UWU calls for menstrual and menopausal leave for Australian workers
The Sector > Workforce > Advocacy > UWU calls for menstrual and menopausal leave for Australian workers

UWU calls for menstrual and menopausal leave for Australian workers

by Freya Lucas

November 24, 2022

The United Workers Union (UWU) has joined with the Australian Workers’ Union (AWU), the Transport Workers’ Union (TWU), the Rail, Tram and Bus Union (RTBU) and the Australian Workers’ Manufacturing Union (AMWU) in a push to secure menstrual and menopause leave for Australian workers who menstruate. 


Leading workplace law firm Maurice Blackburn Lawyers recently lent its support to the campaign. 


AWU Queensland State Secretary Stacey Schinnerl said leave entitlements needed to be modernised to reflect the specific health experiences of those who menstruate.


“Some suffer throughout their entire working life,” she explained, “from the age they begin menstruating, to pregnancy – complications can arise in conceiving, carrying and post-natal issues, then peri-menopause symptoms arrive, followed by menopause.” 


“With this in mind, 10 days personal leave per year, and the current flexibility arrangements under the Fair Work Act (FWA) are insufficient in recognising the health concerns,” she continued, arguing that those who menstruate face additional hurdles in contrast to men – who receive the same entitlements but experience none of those health hurdles.

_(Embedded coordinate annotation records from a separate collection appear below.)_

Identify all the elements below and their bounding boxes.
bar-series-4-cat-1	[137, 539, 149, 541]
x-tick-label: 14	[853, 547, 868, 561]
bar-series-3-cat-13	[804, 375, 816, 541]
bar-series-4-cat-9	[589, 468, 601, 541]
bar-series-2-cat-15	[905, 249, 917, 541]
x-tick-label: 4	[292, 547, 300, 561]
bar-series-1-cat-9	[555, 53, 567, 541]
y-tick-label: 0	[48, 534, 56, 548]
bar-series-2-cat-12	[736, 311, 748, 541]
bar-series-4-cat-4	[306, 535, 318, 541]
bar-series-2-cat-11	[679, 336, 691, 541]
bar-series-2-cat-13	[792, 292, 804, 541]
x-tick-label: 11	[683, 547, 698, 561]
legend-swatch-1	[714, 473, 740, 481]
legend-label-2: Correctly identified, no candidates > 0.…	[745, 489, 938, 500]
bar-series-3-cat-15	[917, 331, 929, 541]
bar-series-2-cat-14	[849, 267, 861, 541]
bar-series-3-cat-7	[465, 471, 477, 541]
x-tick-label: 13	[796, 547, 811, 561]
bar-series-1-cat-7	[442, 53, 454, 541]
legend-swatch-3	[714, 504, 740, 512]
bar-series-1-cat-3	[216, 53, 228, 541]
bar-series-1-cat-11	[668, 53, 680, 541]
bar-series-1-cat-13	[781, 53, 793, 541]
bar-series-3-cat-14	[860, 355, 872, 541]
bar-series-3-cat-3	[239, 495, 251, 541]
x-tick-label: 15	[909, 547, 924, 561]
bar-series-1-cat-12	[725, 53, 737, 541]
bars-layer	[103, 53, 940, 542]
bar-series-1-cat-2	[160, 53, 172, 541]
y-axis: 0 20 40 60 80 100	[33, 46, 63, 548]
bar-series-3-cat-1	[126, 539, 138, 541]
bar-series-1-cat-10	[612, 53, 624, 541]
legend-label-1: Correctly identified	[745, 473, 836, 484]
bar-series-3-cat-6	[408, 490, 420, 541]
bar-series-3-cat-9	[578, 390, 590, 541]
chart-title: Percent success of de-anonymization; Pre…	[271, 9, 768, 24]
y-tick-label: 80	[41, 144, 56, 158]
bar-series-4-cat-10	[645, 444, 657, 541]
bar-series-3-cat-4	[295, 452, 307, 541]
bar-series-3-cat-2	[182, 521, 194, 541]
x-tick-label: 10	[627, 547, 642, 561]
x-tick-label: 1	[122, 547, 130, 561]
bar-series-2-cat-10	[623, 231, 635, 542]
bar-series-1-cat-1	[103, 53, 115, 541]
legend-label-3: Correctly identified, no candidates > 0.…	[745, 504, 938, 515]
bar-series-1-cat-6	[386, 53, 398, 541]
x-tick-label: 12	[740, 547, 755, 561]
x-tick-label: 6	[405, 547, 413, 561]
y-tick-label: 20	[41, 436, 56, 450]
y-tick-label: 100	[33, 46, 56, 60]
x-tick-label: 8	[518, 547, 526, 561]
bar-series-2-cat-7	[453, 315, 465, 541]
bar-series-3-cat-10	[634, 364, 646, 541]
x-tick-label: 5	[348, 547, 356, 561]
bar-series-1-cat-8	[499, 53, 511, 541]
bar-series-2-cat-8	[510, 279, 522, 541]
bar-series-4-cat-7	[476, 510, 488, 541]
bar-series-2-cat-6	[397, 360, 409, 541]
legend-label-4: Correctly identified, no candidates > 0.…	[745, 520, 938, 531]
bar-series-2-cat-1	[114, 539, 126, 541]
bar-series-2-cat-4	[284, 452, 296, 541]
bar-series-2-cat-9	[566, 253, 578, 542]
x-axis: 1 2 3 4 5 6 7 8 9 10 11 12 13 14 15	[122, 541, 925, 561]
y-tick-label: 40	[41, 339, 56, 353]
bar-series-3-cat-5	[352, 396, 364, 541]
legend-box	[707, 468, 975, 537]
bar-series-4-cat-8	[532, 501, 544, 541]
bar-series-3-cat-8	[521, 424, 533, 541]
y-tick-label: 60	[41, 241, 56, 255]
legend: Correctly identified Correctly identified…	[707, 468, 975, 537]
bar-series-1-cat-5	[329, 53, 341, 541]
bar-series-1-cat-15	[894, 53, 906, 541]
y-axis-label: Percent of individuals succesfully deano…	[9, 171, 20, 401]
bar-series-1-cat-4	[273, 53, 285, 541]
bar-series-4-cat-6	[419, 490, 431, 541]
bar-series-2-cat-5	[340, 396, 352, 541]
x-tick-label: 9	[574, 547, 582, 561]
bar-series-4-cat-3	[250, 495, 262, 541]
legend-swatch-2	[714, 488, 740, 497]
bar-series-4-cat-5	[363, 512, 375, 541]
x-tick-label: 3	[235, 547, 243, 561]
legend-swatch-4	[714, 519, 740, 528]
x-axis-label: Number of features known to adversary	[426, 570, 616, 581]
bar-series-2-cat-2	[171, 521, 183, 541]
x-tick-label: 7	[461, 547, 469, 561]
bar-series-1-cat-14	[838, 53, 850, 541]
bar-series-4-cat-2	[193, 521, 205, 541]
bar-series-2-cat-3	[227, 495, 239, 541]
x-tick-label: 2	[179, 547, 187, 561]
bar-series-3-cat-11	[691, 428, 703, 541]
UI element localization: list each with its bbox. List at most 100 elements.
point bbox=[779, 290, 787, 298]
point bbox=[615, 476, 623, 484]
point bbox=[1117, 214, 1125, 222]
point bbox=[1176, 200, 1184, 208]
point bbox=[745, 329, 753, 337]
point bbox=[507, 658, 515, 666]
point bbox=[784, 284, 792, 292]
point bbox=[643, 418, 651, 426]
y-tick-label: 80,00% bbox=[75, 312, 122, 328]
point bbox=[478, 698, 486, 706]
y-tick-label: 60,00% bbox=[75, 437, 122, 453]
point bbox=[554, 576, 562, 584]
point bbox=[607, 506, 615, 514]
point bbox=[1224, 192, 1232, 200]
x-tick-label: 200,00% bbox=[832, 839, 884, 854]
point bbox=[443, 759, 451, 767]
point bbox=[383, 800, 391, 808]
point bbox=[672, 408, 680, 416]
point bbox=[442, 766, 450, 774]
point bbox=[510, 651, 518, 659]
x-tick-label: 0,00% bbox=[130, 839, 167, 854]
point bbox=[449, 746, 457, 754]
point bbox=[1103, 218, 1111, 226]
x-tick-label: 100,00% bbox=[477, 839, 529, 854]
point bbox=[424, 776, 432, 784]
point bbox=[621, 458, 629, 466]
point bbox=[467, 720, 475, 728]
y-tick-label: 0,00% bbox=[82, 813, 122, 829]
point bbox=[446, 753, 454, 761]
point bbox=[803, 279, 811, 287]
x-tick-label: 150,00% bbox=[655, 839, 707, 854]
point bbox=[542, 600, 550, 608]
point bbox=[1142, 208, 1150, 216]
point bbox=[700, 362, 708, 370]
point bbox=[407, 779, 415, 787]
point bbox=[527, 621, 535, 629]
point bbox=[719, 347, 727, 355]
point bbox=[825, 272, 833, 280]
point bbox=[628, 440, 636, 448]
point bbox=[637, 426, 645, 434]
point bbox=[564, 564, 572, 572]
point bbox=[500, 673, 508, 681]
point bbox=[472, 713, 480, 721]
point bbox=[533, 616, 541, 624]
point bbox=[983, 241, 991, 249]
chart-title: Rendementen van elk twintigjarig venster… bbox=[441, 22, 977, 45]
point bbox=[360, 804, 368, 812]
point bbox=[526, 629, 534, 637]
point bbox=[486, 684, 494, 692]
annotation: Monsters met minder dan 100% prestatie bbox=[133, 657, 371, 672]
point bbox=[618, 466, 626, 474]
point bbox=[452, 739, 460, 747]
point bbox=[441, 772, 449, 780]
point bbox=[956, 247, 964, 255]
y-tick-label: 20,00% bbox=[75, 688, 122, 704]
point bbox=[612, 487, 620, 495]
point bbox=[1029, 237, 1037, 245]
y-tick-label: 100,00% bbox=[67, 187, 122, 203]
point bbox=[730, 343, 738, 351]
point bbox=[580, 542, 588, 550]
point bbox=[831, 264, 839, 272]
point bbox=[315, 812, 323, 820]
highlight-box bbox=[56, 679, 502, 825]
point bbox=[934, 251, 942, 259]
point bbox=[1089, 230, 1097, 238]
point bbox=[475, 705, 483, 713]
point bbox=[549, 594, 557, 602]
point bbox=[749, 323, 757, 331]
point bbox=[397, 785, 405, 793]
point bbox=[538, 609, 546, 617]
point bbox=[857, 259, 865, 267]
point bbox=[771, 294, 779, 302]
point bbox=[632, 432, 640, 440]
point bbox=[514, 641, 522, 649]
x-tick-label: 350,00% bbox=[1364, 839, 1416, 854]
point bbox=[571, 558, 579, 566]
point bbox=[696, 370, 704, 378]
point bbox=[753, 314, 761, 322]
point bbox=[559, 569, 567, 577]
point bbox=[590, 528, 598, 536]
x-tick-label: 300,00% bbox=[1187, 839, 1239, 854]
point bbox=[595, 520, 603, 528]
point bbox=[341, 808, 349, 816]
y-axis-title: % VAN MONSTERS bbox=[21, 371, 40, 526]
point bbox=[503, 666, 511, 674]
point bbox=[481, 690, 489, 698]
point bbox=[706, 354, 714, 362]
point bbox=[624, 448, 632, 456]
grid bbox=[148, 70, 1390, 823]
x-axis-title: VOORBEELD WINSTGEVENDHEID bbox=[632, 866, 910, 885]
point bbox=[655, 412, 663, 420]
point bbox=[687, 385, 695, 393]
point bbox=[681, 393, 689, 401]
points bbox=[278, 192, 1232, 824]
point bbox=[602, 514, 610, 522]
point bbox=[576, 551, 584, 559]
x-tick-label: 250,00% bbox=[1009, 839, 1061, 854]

The TWU’s Lana Goodman-Tomsett said many are forced to hide period pain from their employers or take pain killers to mask symptoms and continue working.


“Many are afraid to share a diagnosis, or discuss symptoms, including ongoing pain for fear of bosses thinking they will be sick every month,” she explained.


Linda Revill, National Coordinator Property Services with United Workers Union, said workplace legislation was not fit-for-purpose.


“We must also have a discussion about how proper rights to leave apply across the board and do not leave out those trapped in insecure and casual work,” she said.


Maurice Blackburn Lawyer Jessica Heron said existing leave provisions under the Fair Work Act are insufficient as they did not account for those who menstruate to take personal leave for menstrual-related pain.


“The most effective way of combating this unfairness is to create a uniform legislative standard allowing for additional leave days under the Fair Work Act,” she said, adding that those who menstruate should be given at least 12 extra days leave a year, or one day per month.


Ms Heron says this additional leave is a crucial step to addressing gender equality in Australian workplaces.


Menstrual and menopause leave is funded by the Spanish Government for up to five days a month. Japan, Indonesia, South Korea, China and Taiwan also have menstrual leave entitlements.